Pump requirements in rotating detonation engines

The recent Wired article After 60 Years, Explosion-Powered Rockets Are Nearly Here about progress on rotating detonation engines contains the following quote:

A rotating detonation engine doesn’t need these pressurization systems, because the shock wave from the detonation provides the pressure.

In context, this is implying that RDRE's don't need pumps, or at least not 'bulky' ones.

Is this correct? Neither the recent paper (paywall) nor an original feasibility study that I read make any mention of turbomachinery. The feasibility study does, however mention a minimum chamber pressure of 500 psi.

If the statement is correct, what's the mechanism for pressurizing the chamber?
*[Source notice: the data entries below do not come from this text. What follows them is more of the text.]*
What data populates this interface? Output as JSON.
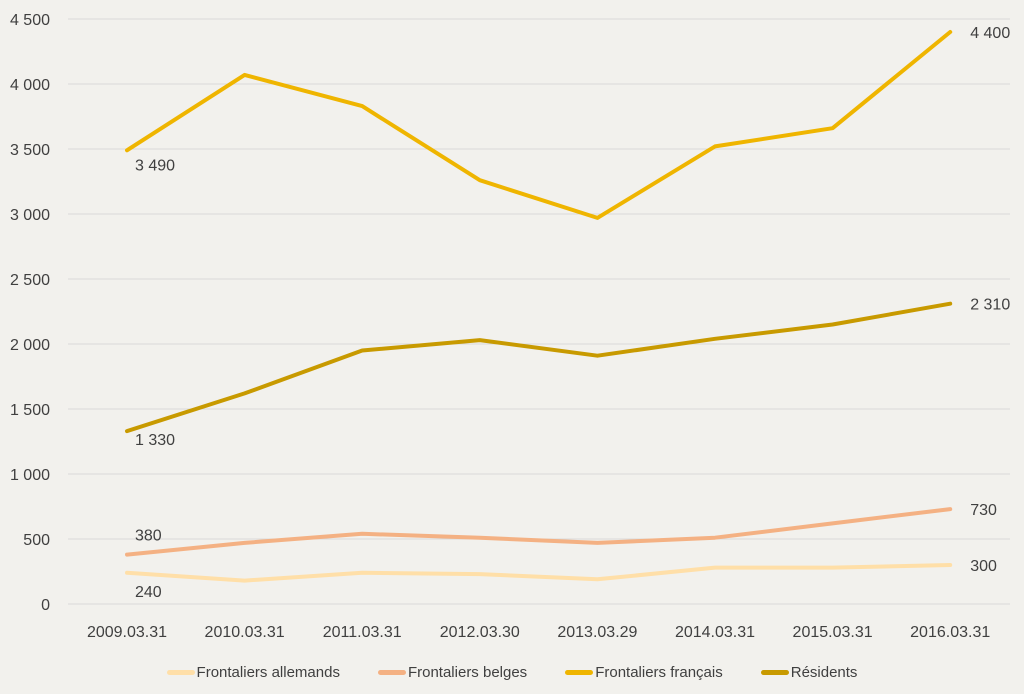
{
  "chart_data": {
    "type": "line",
    "title": "",
    "xlabel": "",
    "ylabel": "",
    "categories": [
      "2009.03.31",
      "2010.03.31",
      "2011.03.31",
      "2012.03.30",
      "2013.03.29",
      "2014.03.31",
      "2015.03.31",
      "2016.03.31"
    ],
    "ylim": [
      0,
      4500
    ],
    "yticks": [
      0,
      500,
      1000,
      1500,
      2000,
      2500,
      3000,
      3500,
      4000,
      4500
    ],
    "ytick_labels": [
      "0",
      "500",
      "1 000",
      "1 500",
      "2 000",
      "2 500",
      "3 000",
      "3 500",
      "4 000",
      "4 500"
    ],
    "grid": true,
    "legend_position": "bottom",
    "series": [
      {
        "name": "Frontaliers allemands",
        "color": "#FFDFA8",
        "values": [
          240,
          180,
          240,
          230,
          190,
          280,
          280,
          300
        ],
        "labels": [
          "240",
          "300"
        ]
      },
      {
        "name": "Frontaliers belges",
        "color": "#F4B183",
        "values": [
          380,
          470,
          540,
          510,
          470,
          510,
          620,
          730
        ],
        "labels": [
          "380",
          "730"
        ]
      },
      {
        "name": "Frontaliers français",
        "color": "#EFB500",
        "values": [
          3490,
          4070,
          3830,
          3260,
          2970,
          3520,
          3660,
          4400
        ],
        "labels": [
          "3 490",
          "4 400"
        ]
      },
      {
        "name": "Résidents",
        "color": "#C89A00",
        "values": [
          1330,
          1620,
          1950,
          2030,
          1910,
          2040,
          2150,
          2310
        ],
        "labels": [
          "1 330",
          "2 310"
        ]
      }
    ]
  }
}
• My best guess for mechanism would be somehow generating negative pressure after the receding shock, but I don't remember enough gas dynamics to flesh out that concept, it also seems improbable because the injection timing would then be passively controlled which is contrary to the remarks on precisely timing the propellant injection. – randomUsername May 8 '20 at 1:45
• +1 I switched the tag to rotating-detonation-engine, what do you think? btw if you can think of a good description for the tag you can try to add it to the tag, or if SE doesn't let you yet just propose one here. – uhoh May 8 '20 at 3:09
• @randomUsername A pressure may be very close to zero but it will be never negative. A high pressure is related to a high number of atoms and a low pressure to a low number, but there will be no negative number of atoms. – Uwe May 8 '20 at 15:24
• @uhoh that works for me. My gut for description would just be to blatantly plagiarize wikipedia so perhaps I'm not the best for it. – randomUsername May 9 '20 at 4:22

There's a good review paper here: A Theoretical Review of Rotating Detonation Engines

You're correct that high-pressure turbomachinery may not be required. The propellants enter the combustion chamber in the area of relatively low pressure ahead of the rotating shock wave. (Shock wave is progressing right to left in this picture)
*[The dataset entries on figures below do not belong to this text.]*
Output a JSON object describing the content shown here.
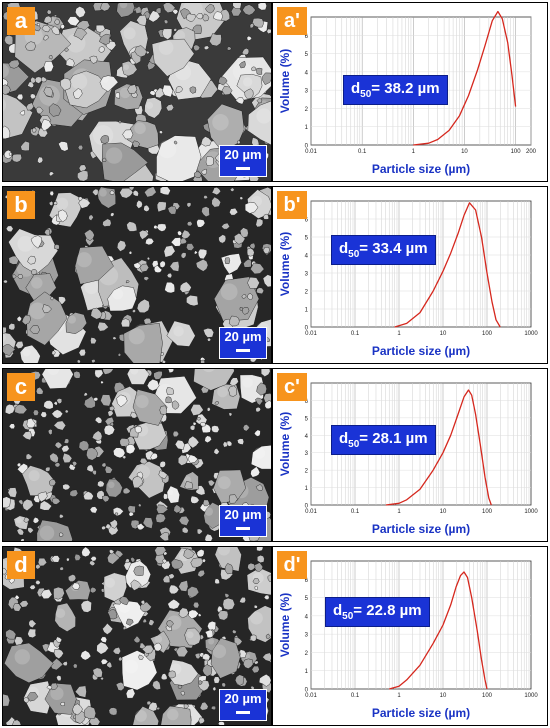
{
  "panels": [
    {
      "sem_label": "a",
      "plot_label": "a'",
      "scale": "20 µm",
      "d50_prefix": "d",
      "d50_sub": "50",
      "d50_value": "= 38.2 µm"
    },
    {
      "sem_label": "b",
      "plot_label": "b'",
      "scale": "20 µm",
      "d50_prefix": "d",
      "d50_sub": "50",
      "d50_value": "= 33.4 µm"
    },
    {
      "sem_label": "c",
      "plot_label": "c'",
      "scale": "20 µm",
      "d50_prefix": "d",
      "d50_sub": "50",
      "d50_value": "= 28.1 µm"
    },
    {
      "sem_label": "d",
      "plot_label": "d'",
      "scale": "20 µm",
      "d50_prefix": "d",
      "d50_sub": "50",
      "d50_value": "= 22.8 µm"
    }
  ],
  "chart_data": [
    {
      "type": "line",
      "xlabel": "Particle size (µm)",
      "ylabel": "Volume (%)",
      "xscale": "log",
      "xlim": [
        0.01,
        200
      ],
      "xticks": [
        "0.01",
        "0.1",
        "1",
        "10",
        "100",
        "200"
      ],
      "yticks": [
        "0",
        "1",
        "2",
        "3",
        "4",
        "5",
        "6"
      ],
      "ylim": [
        0,
        7
      ],
      "series": [
        {
          "x": [
            1.0,
            2,
            3,
            5,
            8,
            12,
            18,
            25,
            35,
            45,
            55,
            70,
            85,
            100
          ],
          "y": [
            0,
            0.1,
            0.3,
            0.8,
            1.6,
            2.7,
            4.1,
            5.4,
            6.8,
            7.3,
            6.9,
            5.6,
            3.8,
            2.1
          ]
        }
      ]
    },
    {
      "type": "line",
      "xlabel": "Particle size (µm)",
      "ylabel": "Volume (%)",
      "xscale": "log",
      "xlim": [
        0.01,
        1000
      ],
      "xticks": [
        "0.01",
        "0.1",
        "1",
        "10",
        "100",
        "1000"
      ],
      "yticks": [
        "0",
        "1",
        "2",
        "3",
        "4",
        "5",
        "6"
      ],
      "ylim": [
        0,
        7
      ],
      "series": [
        {
          "x": [
            0.8,
            1.5,
            3,
            6,
            10,
            15,
            22,
            30,
            40,
            55,
            75,
            100,
            130,
            160,
            200
          ],
          "y": [
            0,
            0.2,
            0.8,
            2.0,
            3.1,
            4.1,
            5.2,
            6.2,
            6.9,
            6.5,
            5.0,
            3.0,
            1.4,
            0.4,
            0
          ]
        }
      ]
    },
    {
      "type": "line",
      "xlabel": "Particle size (µm)",
      "ylabel": "Volume (%)",
      "xscale": "log",
      "xlim": [
        0.01,
        1000
      ],
      "xticks": [
        "0.01",
        "0.1",
        "1",
        "10",
        "100",
        "1000"
      ],
      "yticks": [
        "0",
        "1",
        "2",
        "3",
        "4",
        "5",
        "6"
      ],
      "ylim": [
        0,
        7
      ],
      "series": [
        {
          "x": [
            0.5,
            1,
            1.5,
            3,
            6,
            10,
            15,
            20,
            30,
            38,
            45,
            55,
            70,
            90,
            110,
            125
          ],
          "y": [
            0,
            0.1,
            0.3,
            0.9,
            2.0,
            3.0,
            4.0,
            4.9,
            6.2,
            6.6,
            6.3,
            5.2,
            3.5,
            1.6,
            0.4,
            0
          ]
        }
      ]
    },
    {
      "type": "line",
      "xlabel": "Particle size (µm)",
      "ylabel": "Volume (%)",
      "xscale": "log",
      "xlim": [
        0.01,
        1000
      ],
      "xticks": [
        "0.01",
        "0.1",
        "1",
        "10",
        "100",
        "1000"
      ],
      "yticks": [
        "0",
        "1",
        "2",
        "3",
        "4",
        "5",
        "6"
      ],
      "ylim": [
        0,
        7
      ],
      "series": [
        {
          "x": [
            0.6,
            1,
            1.5,
            3,
            6,
            10,
            15,
            20,
            25,
            30,
            36,
            45,
            60,
            75,
            90,
            100
          ],
          "y": [
            0,
            0.15,
            0.5,
            1.3,
            2.5,
            3.5,
            4.6,
            5.6,
            6.2,
            6.4,
            6.1,
            5.0,
            3.2,
            1.6,
            0.5,
            0
          ]
        }
      ]
    }
  ]
}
Notice the diagram shows "injector flow blockage" in the high pressure region behind the wavefront.

The paper does mention that

Further research is required into fuel blockage effects due to the high pressure of the shock wave, with particular emphasis on the effects of increasing fuel pressure to alleviate blockage and increase overall engine performance

so some sort of high pressure pumps could eventually show up depending on the results of the research.

Chapter 6 "Future Outlook" is a rewarding read. tl;dr it's early days yet but the high specific impulse warrants investigation.